“Climate drag” comes to Asheville at Blue Ridge Pride
September 26, 2025
This coverage is made possible through a partnership between BPR and Grist, a nonprofit environmental media organization.
This weekend, Asheville’s Blue Ridge Pride celebration is coinciding with the anniversary of Helene. And Asheville is getting a visitor: Pattie Gonia, climate drag queen. She’s the main event of a show called SAVE HER. She uses her drag shows to fundraise for LGBTQ and environmental causes, and runs a nonprofit called the Outdoorist Oath, which aims to get queer youth feeling safe in the outdoors.
The region is recovering from Helene, and LGBT rights face mounting challenges nationally To Pattie Gonia, this isn’t coincidental, and she wants people to see the link between the two issues.
“When I think about Asheville and Hurricane Helene and coming to celebrate Blue Ridge Pride, I think a lot about this quote from the AIDS crisis that said that they would mourn in the morning, fight in the afternoon, and dance in the evening, and it’s the dancing that we keep them going,” Pattie Gonia told BPR. “So, our show is mourning loss.

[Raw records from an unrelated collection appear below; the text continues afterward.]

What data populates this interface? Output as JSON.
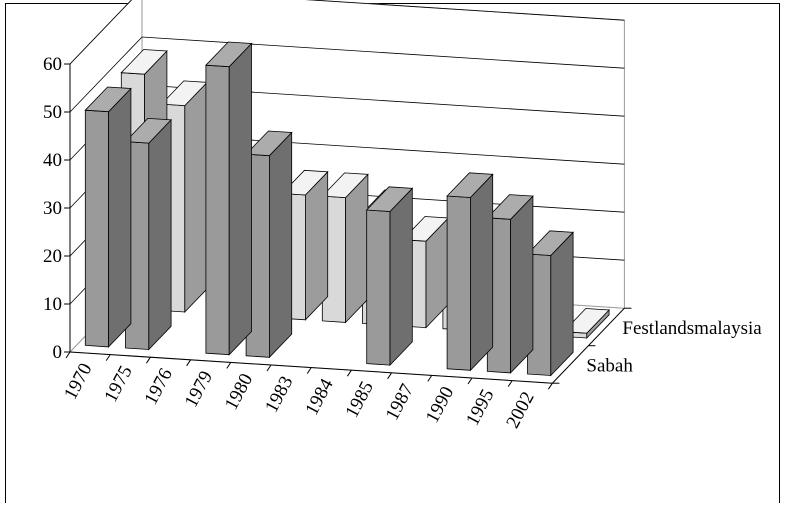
{
  "chart_data": {
    "type": "bar",
    "style": "3d-clustered-depth",
    "categories": [
      "1970",
      "1975",
      "1976",
      "1979",
      "1980",
      "1983",
      "1984",
      "1985",
      "1987",
      "1990",
      "1995",
      "2002"
    ],
    "series": [
      {
        "name": "Sabah",
        "values": [
          49,
          43,
          0,
          60,
          42,
          0,
          0,
          32,
          0,
          36,
          32,
          25
        ],
        "color": "#9a9a9a"
      },
      {
        "name": "Festlandsmalaysia",
        "values": [
          49,
          43,
          0,
          0,
          26,
          26,
          23,
          18,
          9,
          7,
          0,
          1
        ],
        "color": "#d9d9d9"
      }
    ],
    "yaxis": {
      "min": 0,
      "max": 60,
      "ticks": [
        0,
        10,
        20,
        30,
        40,
        50,
        60
      ]
    },
    "grid": true,
    "title": "",
    "xlabel": "",
    "ylabel": ""
  }
}
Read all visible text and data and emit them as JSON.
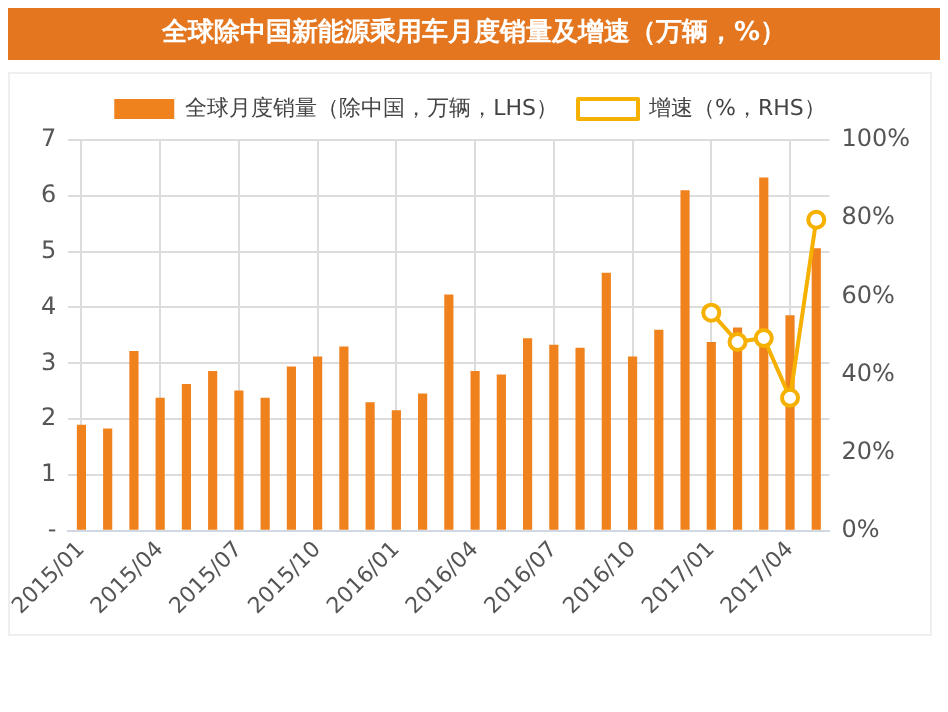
{
  "chart_data": {
    "type": "bar",
    "title": "全球除中国新能源乘用车月度销量及增速（万辆，%）",
    "categories": [
      "2015/01",
      null,
      null,
      "2015/04",
      null,
      null,
      "2015/07",
      null,
      null,
      "2015/10",
      null,
      null,
      "2016/01",
      null,
      null,
      "2016/04",
      null,
      null,
      "2016/07",
      null,
      null,
      "2016/10",
      null,
      null,
      "2017/01",
      null,
      null,
      "2017/04",
      null
    ],
    "series": [
      {
        "name": "全球月度销量（除中国，万辆，LHS）",
        "color": "#f0821e",
        "values": [
          1.9,
          1.83,
          3.22,
          2.38,
          2.63,
          2.86,
          2.51,
          2.38,
          2.94,
          3.12,
          3.3,
          2.3,
          2.16,
          2.46,
          4.23,
          2.86,
          2.8,
          3.45,
          3.33,
          3.28,
          4.62,
          3.12,
          3.6,
          6.1,
          3.38,
          3.64,
          6.33,
          3.86,
          5.06
        ]
      },
      {
        "name": "增速（%，RHS）",
        "type": "line",
        "axis": "y2",
        "color": "#f5b000",
        "marker": "circle",
        "values": [
          null,
          null,
          null,
          null,
          null,
          null,
          null,
          null,
          null,
          null,
          null,
          null,
          null,
          null,
          null,
          null,
          null,
          null,
          null,
          null,
          null,
          null,
          null,
          null,
          55.8,
          48.3,
          49.3,
          34,
          79.6
        ]
      }
    ],
    "ylim": [
      0,
      7
    ],
    "yticks": [
      {
        "value": 0,
        "label": "-"
      },
      1,
      2,
      3,
      4,
      5,
      6,
      7
    ],
    "y2lim": [
      0,
      100
    ],
    "y2ticks": [
      {
        "value": 0,
        "label": "0%"
      },
      {
        "value": 20,
        "label": "20%"
      },
      {
        "value": 40,
        "label": "40%"
      },
      {
        "value": 60,
        "label": "60%"
      },
      {
        "value": 80,
        "label": "80%"
      },
      {
        "value": 100,
        "label": "100%"
      }
    ],
    "grid": true,
    "legend": "top"
  }
}
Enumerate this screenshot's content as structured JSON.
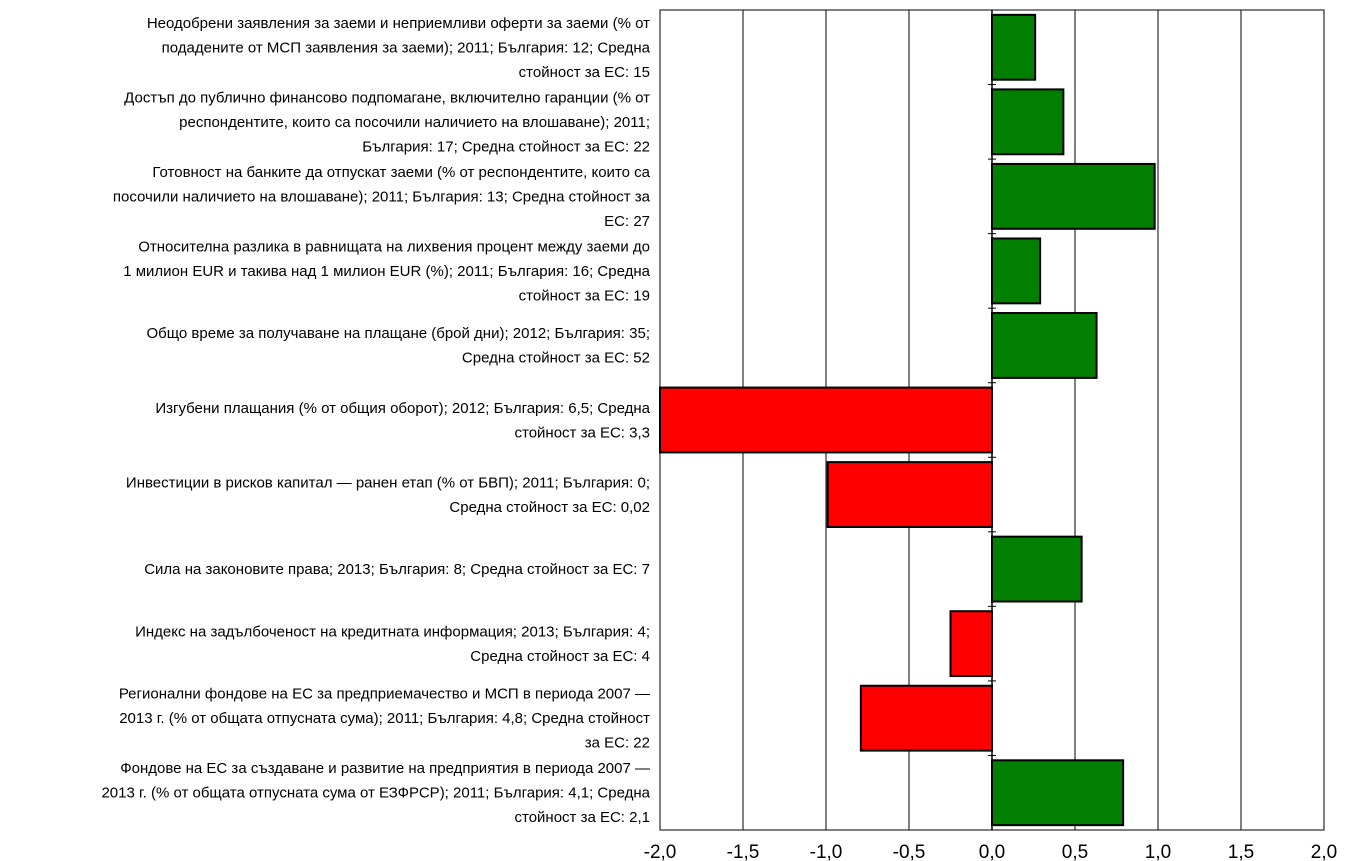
{
  "chart_data": {
    "type": "bar",
    "orientation": "horizontal",
    "categories": [
      "Неодобрени заявления за заеми и неприемливи оферти за заеми (% от подадените от МСП заявления за заеми); 2011; България: 12; Средна стойност за ЕС: 15",
      "Достъп до публично финансово подпомагане, включително гаранции (% от респондентите, които са посочили наличието на влошаване); 2011; България: 17; Средна стойност за ЕС: 22",
      "Готовност на банките да отпускат заеми (% от респондентите, които са посочили наличието на влошаване); 2011; България: 13; Средна стойност за ЕС: 27",
      "Относителна разлика в равнищата на лихвения процент между заеми до 1 милион EUR и такива над 1 милион EUR (%); 2011; България: 16; Средна стойност за ЕС: 19",
      "Общо време за получаване на плащане (брой дни); 2012; България: 35; Средна стойност за ЕС: 52",
      "Изгубени плащания (% от общия оборот); 2012; България: 6,5; Средна стойност за ЕС: 3,3",
      "Инвестиции в рисков капитал — ранен етап (% от БВП); 2011; България: 0; Средна стойност за ЕС: 0,02",
      "Сила на законовите права; 2013; България: 8; Средна стойност за ЕС: 7",
      "Индекс на задълбоченост на кредитната информация; 2013; България: 4; Средна стойност за ЕС: 4",
      "Регионални фондове на ЕС за предприемачество и МСП в периода 2007 — 2013 г. (% от общата отпусната сума); 2011; България: 4,8; Средна стойност за ЕС: 22",
      "Фондове на ЕС за създаване и развитие на предприятия в периода 2007 — 2013 г. (% от общата отпусната сума от ЕЗФРСР); 2011; България: 4,1; Средна стойност за ЕС: 2,1"
    ],
    "category_lines": [
      [
        "Неодобрени заявления за заеми и неприемливи оферти за заеми (% от",
        "подадените от МСП заявления за заеми); 2011; България: 12; Средна",
        "стойност за ЕС: 15"
      ],
      [
        "Достъп до публично финансово подпомагане, включително гаранции (% от",
        "респондентите, които са посочили наличието на влошаване); 2011;",
        "България: 17; Средна стойност за ЕС: 22"
      ],
      [
        "Готовност на банките да отпускат заеми (% от респондентите, които са",
        "посочили наличието на влошаване); 2011; България: 13; Средна стойност за",
        "ЕС: 27"
      ],
      [
        "Относителна разлика в равнищата на лихвения процент между заеми до",
        "1 милион EUR и такива над 1 милион EUR (%); 2011; България: 16; Средна",
        "стойност за ЕС: 19"
      ],
      [
        "Общо време за получаване на плащане (брой дни); 2012; България: 35;",
        "Средна стойност за ЕС: 52"
      ],
      [
        "Изгубени плащания (% от общия оборот); 2012; България: 6,5; Средна",
        "стойност за ЕС: 3,3"
      ],
      [
        "Инвестиции в рисков капитал — ранен етап (% от БВП); 2011; България: 0;",
        "Средна стойност за ЕС: 0,02"
      ],
      [
        "Сила на законовите права; 2013; България: 8; Средна стойност за ЕС: 7"
      ],
      [
        "Индекс на задълбоченост на кредитната информация; 2013; България: 4;",
        "Средна стойност за ЕС: 4"
      ],
      [
        "Регионални фондове на ЕС за предприемачество и МСП в периода 2007 —",
        "2013 г. (% от общата отпусната сума); 2011; България: 4,8; Средна стойност",
        "за ЕС: 22"
      ],
      [
        "Фондове на ЕС за създаване и развитие на предприятия в периода 2007 —",
        "2013 г. (% от общата отпусната сума от ЕЗФРСР); 2011; България: 4,1; Средна",
        "стойност за ЕС: 2,1"
      ]
    ],
    "values": [
      0.26,
      0.43,
      0.98,
      0.29,
      0.63,
      -2.0,
      -0.99,
      0.54,
      -0.25,
      -0.79,
      0.79
    ],
    "xlim": [
      -2.0,
      2.0
    ],
    "xticks": [
      -2.0,
      -1.5,
      -1.0,
      -0.5,
      0.0,
      0.5,
      1.0,
      1.5,
      2.0
    ],
    "xtick_labels": [
      "-2,0",
      "-1,5",
      "-1,0",
      "-0,5",
      "0,0",
      "0,5",
      "1,0",
      "1,5",
      "2,0"
    ],
    "title": "",
    "xlabel": "",
    "ylabel": "",
    "grid": "vertical",
    "colors": {
      "positive": "#007f00",
      "negative": "#ff0000",
      "border": "#000000",
      "grid": "#000000"
    }
  }
}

It is definitely fighting back and it is definitely dancing to keep us going.”
Tonight’s performance comes as many libraries and schools in the region have fielded anti-LGBTQ protests.
This year, Blue Ridge Pride’s overall theme is “resilience and resistance,” with a focus on climate activism and Helene recovery. “As with all disasters, Helene disproportionately affected those at the intersections of marginalized identities,” reads Blue Ridge Pride’s website. “When we had nowhere to go, no one coming to save us, we stepped up for each other.”